Research Question

Over the duration of this course, my research question has taken on a form different from that presented in my opening blog post, but still equally valuable to my research. Instead of asking how I could bring statistics into a single landslide hazard analysis, I am now asking how statistics may be used to add consistency to the entire landslide mapping process (Figure 1).

Initial_Flowchart

Figure 1: Correspondence of landslide map types and selected inputs.

Mapping landslides can be a complicated task that, along the way, incorporates a sequence of three map types:

  1. Inventory – the mapped extents of past landslides. These extents can simply be one polygon, or they can be several polygons representing the features that compose a landslide; features such as scarps and deposits.
  2. Hazard – mapped predictions of the probability of landslide occurrence or the amount of ground deformation associated with the advent of some natural hazard, such as heavy rainfall or seismic ground motions.
  3. Risk – a mapped combination of landslide hazard and the vulnerability and exposure of infrastructure. Typical risk maps attempt to express the costs incurred by a landslide’s occurrence in a particular location.
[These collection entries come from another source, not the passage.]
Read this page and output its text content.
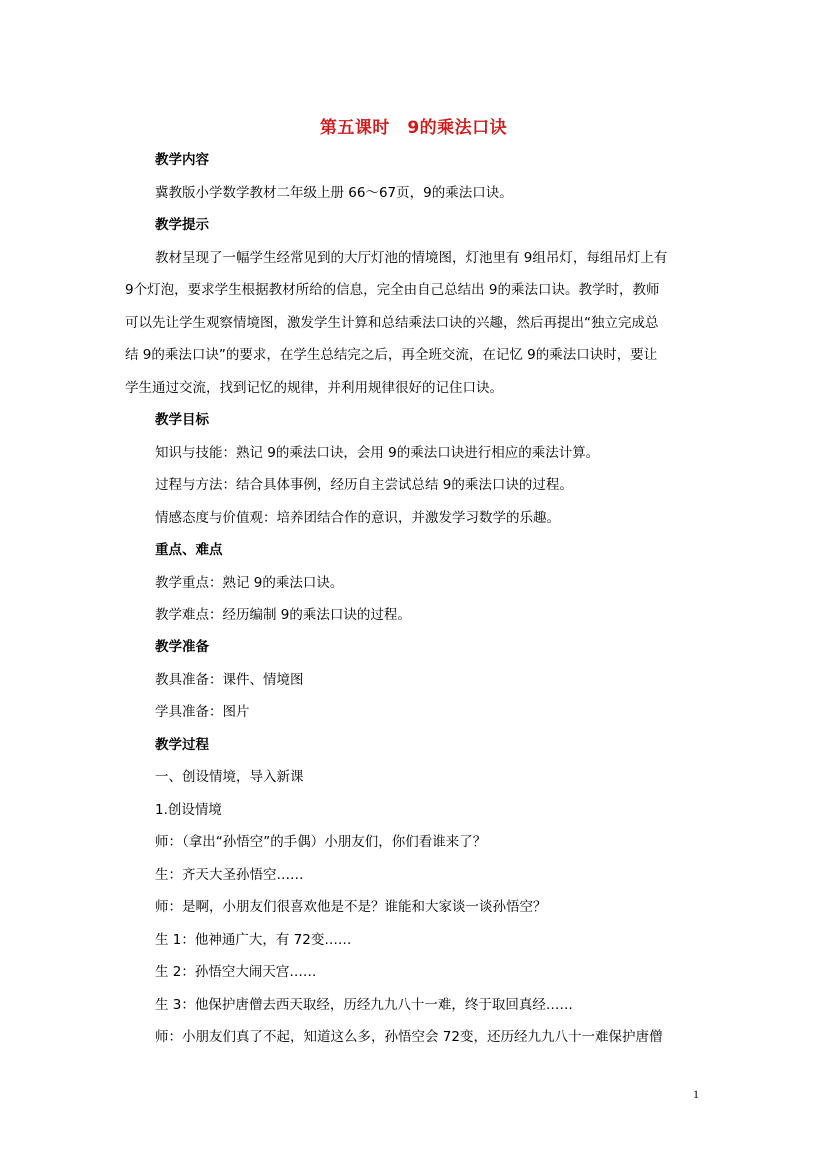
第五课时　9的乘法口诀
教学内容
冀教版小学数学教材二年级上册 66～67页，9的乘法口诀。
教学提示
教材呈现了一幅学生经常见到的大厅灯池的情境图，灯池里有 9组吊灯，每组吊灯上有
9个灯泡，要求学生根据教材所给的信息，完全由自己总结出 9的乘法口诀。教学时，教师
可以先让学生观察情境图，激发学生计算和总结乘法口诀的兴趣，然后再提出“独立完成总
结 9的乘法口诀”的要求，在学生总结完之后，再全班交流，在记忆 9的乘法口诀时，要让
学生通过交流，找到记忆的规律，并利用规律很好的记住口诀。
教学目标
知识与技能：熟记 9的乘法口诀，会用 9的乘法口诀进行相应的乘法计算。
过程与方法：结合具体事例，经历自主尝试总结 9的乘法口诀的过程。
情感态度与价值观：培养团结合作的意识，并激发学习数学的乐趣。
重点、难点
教学重点：熟记 9的乘法口诀。
教学难点：经历编制 9的乘法口诀的过程。
教学准备
教具准备：课件、情境图
学具准备：图片
教学过程
一、创设情境，导入新课
1.创设情境
师：（拿出“孙悟空”的手偶）小朋友们，你们看谁来了？
生：齐天大圣孙悟空……
师：是啊，小朋友们很喜欢他是不是？谁能和大家谈一谈孙悟空？
生 1：他神通广大，有 72变……
生 2：孙悟空大闹天宫……
生 3：他保护唐僧去西天取经，历经九九八十一难，终于取回真经……
师：小朋友们真了不起，知道这么多，孙悟空会 72变，还历经九九八十一难保护唐僧
1
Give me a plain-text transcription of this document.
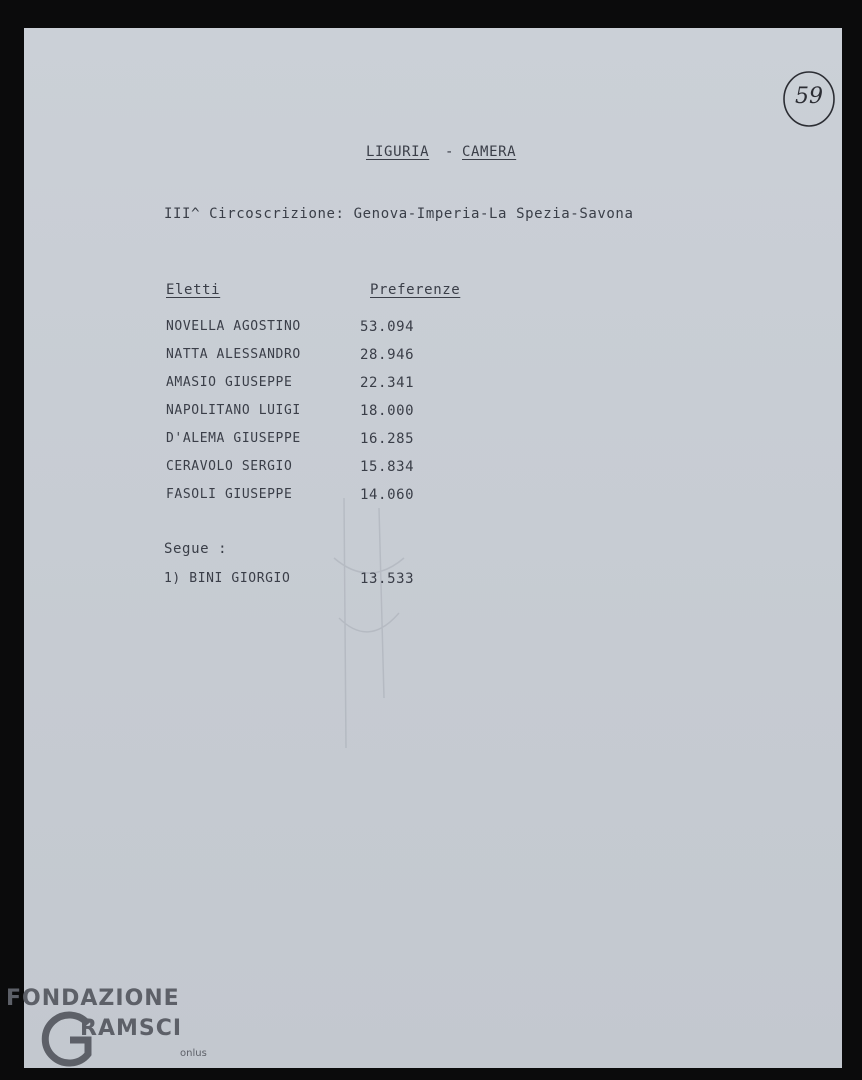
59
LIGURIA - CAMERA
III^ Circoscrizione: Genova-Imperia-La Spezia-Savona
Eletti	Preferenze
NOVELLA AGOSTINO	53.094
NATTA ALESSANDRO	28.946
AMASIO GIUSEPPE	22.341
NAPOLITANO LUIGI	18.000
D'ALEMA GIUSEPPE	16.285
CERAVOLO SERGIO	15.834
FASOLI GIUSEPPE	14.060
Segue :
1) BINI GIORGIO	13.533
FONDAZIONE
RAMSCI
onlus
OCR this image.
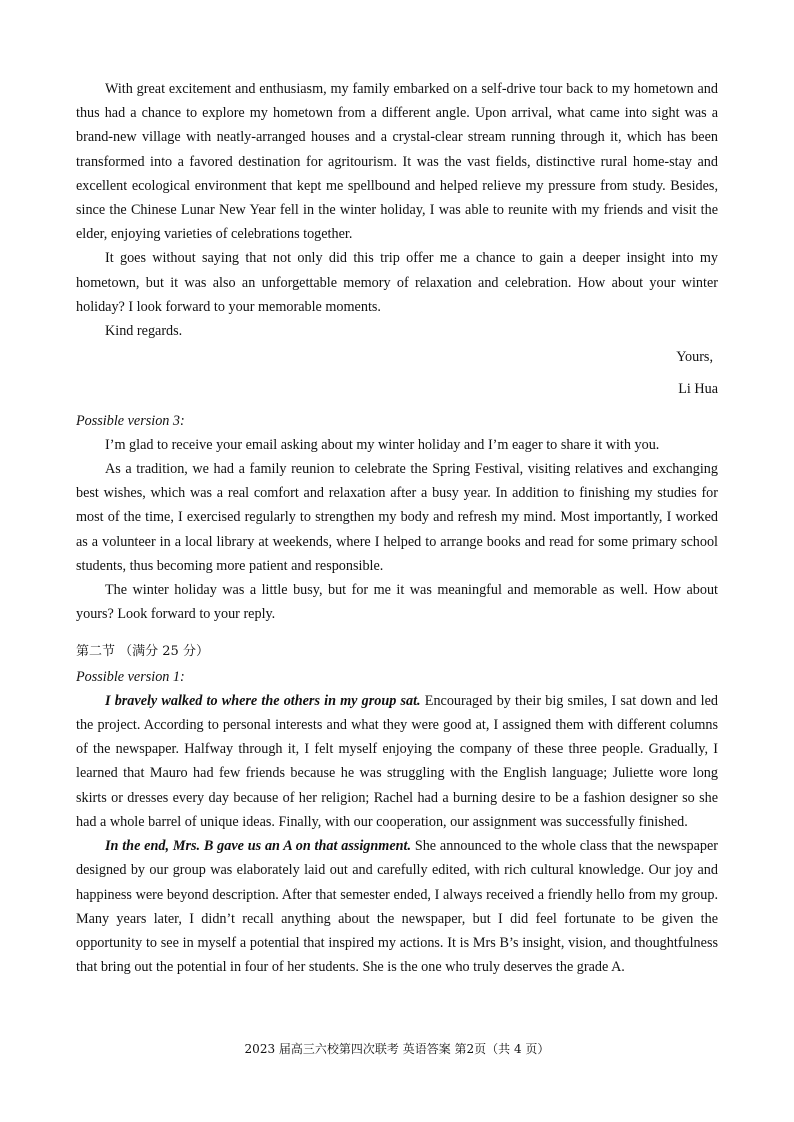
With great excitement and enthusiasm, my family embarked on a self-drive tour back to my hometown and thus had a chance to explore my hometown from a different angle. Upon arrival, what came into sight was a brand-new village with neatly-arranged houses and a crystal-clear stream running through it, which has been transformed into a favored destination for agritourism. It was the vast fields, distinctive rural home-stay and excellent ecological environment that kept me spellbound and helped relieve my pressure from study. Besides, since the Chinese Lunar New Year fell in the winter holiday, I was able to reunite with my friends and visit the elder, enjoying varieties of celebrations together.

It goes without saying that not only did this trip offer me a chance to gain a deeper insight into my hometown, but it was also an unforgettable memory of relaxation and celebration. How about your winter holiday? I look forward to your memorable moments.

Kind regards.

Yours,

Li Hua

Possible version 3:

I’m glad to receive your email asking about my winter holiday and I’m eager to share it with you.

As a tradition, we had a family reunion to celebrate the Spring Festival, visiting relatives and exchanging best wishes, which was a real comfort and relaxation after a busy year. In addition to finishing my studies for most of the time, I exercised regularly to strengthen my body and refresh my mind. Most importantly, I worked as a volunteer in a local library at weekends, where I helped to arrange books and read for some primary school students, thus becoming more patient and responsible.

The winter holiday was a little busy, but for me it was meaningful and memorable as well. How about yours? Look forward to your reply.

第二节 （满分 25 分）

Possible version 1:

I bravely walked to where the others in my group sat. Encouraged by their big smiles, I sat down and led the project. According to personal interests and what they were good at, I assigned them with different columns of the newspaper. Halfway through it, I felt myself enjoying the company of these three people. Gradually, I learned that Mauro had few friends because he was struggling with the English language; Juliette wore long skirts or dresses every day because of her religion; Rachel had a burning desire to be a fashion designer so she had a whole barrel of unique ideas. Finally, with our cooperation, our assignment was successfully finished.

In the end, Mrs. B gave us an A on that assignment. She announced to the whole class that the newspaper designed by our group was elaborately laid out and carefully edited, with rich cultural knowledge. Our joy and happiness were beyond description. After that semester ended, I always received a friendly hello from my group. Many years later, I didn’t recall anything about the newspaper, but I did feel fortunate to be given the opportunity to see in myself a potential that inspired my actions. It is Mrs B’s insight, vision, and thoughtfulness that bring out the potential in four of her students. She is the one who truly deserves the grade A.

2023 届高三六校第四次联考 英语答案 第2页（共 4 页）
In addition to these three types, there is also susceptibility mapping. Susceptibility maps, which show where ground conditions may be conducive to landsliding, are useful for some applications, but they are not necessary in this context.

Inventory, hazard, and risk maps should be viewed as a progression, as each new map is dependent on the content of its predecessor. A lack in geotechnical design parameters (i.e. friction angle, depth to groundwater, soil stratigraphy) at the regional scale requires that landslide inventories be used to back-calculate conditions at failure. These conditions can then be interpolated across the region to improve the inputs to a hazard map. This approach has many imperfections, but it represents the most informed analysis on many occasions.

Additionally, the hazard map is a primary input for a risk map. A good way to think about the relationship between hazard and risk maps is by answering the age-old question, “If a [landslide occurs] in the woods, does anyone [care]?” The answer is typically no, but on the occasion that the landslide wipes out their driveway, railroad track, or doghouse, the answer becomes YES! A risk map considers whether the infrastructure’s location corresponds with that of high landslide hazard, and sometimes, how much the repair of the damaged infrastructure might cost. For these reasons, risk maps are the ultimate goal for land managers, like the Oregon Department of Transportation. Knowing the costs in advance allows for improved allocation of resources and better budgeting estimates.

Datasets

The datasets used for this course were:

  1. Statewide Landslide Information Database for Oregon (SLIDO) – Points representing the location of historic landslides and polylines representing the extents of landslide scarps
  2. Northwest River Forecast Center Rainfall Data – Weather station points with past rainfall amounts and future rainfall predictions.
  3. Oregon Lidar Consortium Digital Elevation Models (DEM) – 3 foot resolution bare-earth elevation rasters.

All datasets were evaluated for various locations in the Oregon Coast Range.

Hypotheses

The hypotheses related to rainfall-induced landslide mapping are as follows:

  1. Topography and soil strength account for most of a soil’s strength, but these two factors are not solely responsible for most landslides.
  2. Rainfall is the factor that most often leads to slope failure. A slope is in equilibrium until the addition of pore water pressures from rainfall induces a failure.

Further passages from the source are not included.